Parte do grupo conhecerá o lugar pela primeira vez e passará a ajudar no
mapeamento da região rica em história.
A
vila abrigava cerca de 16 mil candangos que trabalhavam para erguer a
cidade e suas famílias e foram transferidos para Sobradinho, cidade
próxima a Brasília, após o lago encher. Lá, eles devem encontrar partes
dos barracos e utensílios domésticos. Conforme a professora do Centro de
Excelência em Turismo (CET), da Universidade de Brasília (UnB), quando
as comportas se abriram e levaram à inundação do local, “as pessoas
queriam salvar a si próprias, por isso deixaram muitas coisas lá, como
documentos, brinquedos”.
Autora do livro Uma Cidade Encantada – Memórias da Vila Amaury em Brasília, que também está disponível na internet,
Ivany Neiva conta que o registro oficial nunca valorizou essa história.
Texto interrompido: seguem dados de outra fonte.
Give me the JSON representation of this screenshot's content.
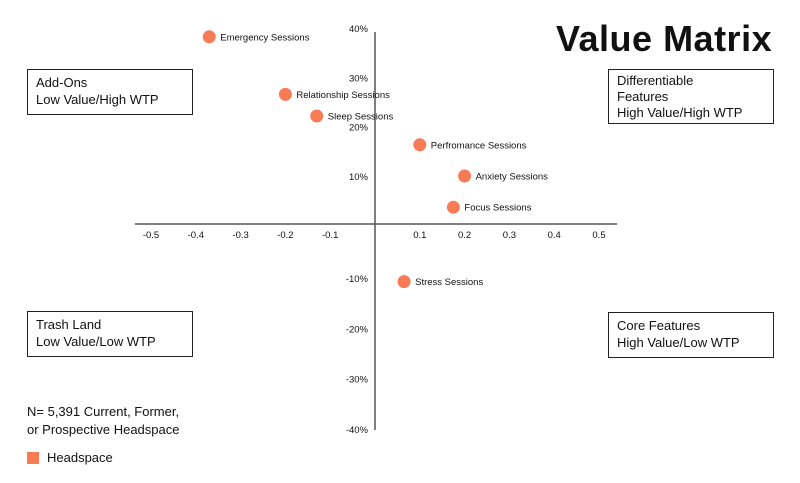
{
  "chart_data": {
    "type": "scatter",
    "title": "Value Matrix",
    "xlabel": "",
    "ylabel": "",
    "xlim": [
      -0.5,
      0.5
    ],
    "ylim": [
      -0.4,
      0.4
    ],
    "x_ticks": [
      -0.5,
      -0.4,
      -0.3,
      -0.2,
      -0.1,
      0.1,
      0.2,
      0.3,
      0.4,
      0.5
    ],
    "x_tick_labels": [
      "-0.5",
      "-0.4",
      "-0.3",
      "-0.2",
      "-0.1",
      "0.1",
      "0.2",
      "0.3",
      "0.4",
      "0.5"
    ],
    "y_ticks": [
      0.4,
      0.3,
      0.2,
      0.1,
      -0.1,
      -0.2,
      -0.3,
      -0.4
    ],
    "y_tick_labels": [
      "40%",
      "30%",
      "20%",
      "10%",
      "-10%",
      "-20%",
      "-30%",
      "-40%"
    ],
    "grid": false,
    "legend": {
      "placement": "bottom-left",
      "entries": [
        {
          "name": "Headspace",
          "color": "#F77B55"
        }
      ]
    },
    "series": [
      {
        "name": "Headspace",
        "color": "#F77B55",
        "points": [
          {
            "label": "Emergency Sessions",
            "x": -0.37,
            "y": 0.39
          },
          {
            "label": "Relationship Sessions",
            "x": -0.2,
            "y": 0.27
          },
          {
            "label": "Sleep Sessions",
            "x": -0.13,
            "y": 0.225
          },
          {
            "label": "Perfromance Sessions",
            "x": 0.1,
            "y": 0.165
          },
          {
            "label": "Anxiety Sessions",
            "x": 0.2,
            "y": 0.1
          },
          {
            "label": "Focus Sessions",
            "x": 0.175,
            "y": 0.035
          },
          {
            "label": "Stress Sessions",
            "x": 0.065,
            "y": -0.12
          }
        ]
      }
    ]
  },
  "quadrants": {
    "top_left": [
      "Add-Ons",
      "Low Value/High WTP"
    ],
    "top_right": [
      "Differentiable",
      "Features",
      "High Value/High WTP"
    ],
    "bottom_left": [
      "Trash Land",
      "Low Value/Low WTP"
    ],
    "bottom_right": [
      "Core Features",
      "High Value/Low WTP"
    ]
  },
  "note": [
    "N= 5,391 Current, Former,",
    "or Prospective Headspace"
  ]
}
“Tem muita gente que olha para o lago e, só pensando em um
cartão-postal de Brasília, não lembra que lá moraram operários e suas
famílias quando as águas chegaram”, diz.
Plano antigo
A
concepção do Lago Paranoá remonta ao fim do século 19. Em relatório de
1896, o paisagista do Império Luís Glaziou anotou que, na localidade
entre os chapadões Gama e Paranoá, existia um vale “em parte sujeita a
ser coberta pelas águas da estação chuvosa; outrora era um lago devido à
junção de diferentes cursos de água formando o rio Paranoá”. Por isso,
para ele, era “fácil compreender que, fechando essa brecha com uma obra
de arte […] forçosamente a água tornará ao seu lugar primitivo e formará
um lago navegável em todos os sentidos”.
Em
1948, a Comissão de Estudos para a localização da Nova Capital do
Brasil, presidida pelo general Poli Coelho, referendou os estudos da
Comissão Cruls, segundo o Instituto Histórico e Geográfico do Distrito
Federal. A ideia foi retomada na construção de Brasília. Várias
dificuldades atrasaram seguidas vezes a obra, que acabou sendo efetivada
no início dos anos 1960. Segundo o instituto, “durante oito meses as
águas avançavam mansas, lentamente, por sobre as terras secas e
coloridas do cerrado. Terras inundadas”.
Durante
a construção de Brasília, o presidente Juscelino Kubitschek teve de
enfrentar não apenas problemas com as empresas responsáveis pela obra do
lago e seguidos adiamentos do prazo de entrega, mas também a crença de
críticos que afirmaram que, por ter um terreno poroso, o lago nunca
encheria. Diante da concretização da “moldura líquida da cidade” que
ajudou a erguer, como ele chamou, o presidente declarou: “Encheu, viu?”.
Parte dessa história foi contada pelo próprio Juscelino no livro Por Que Construí Brasília?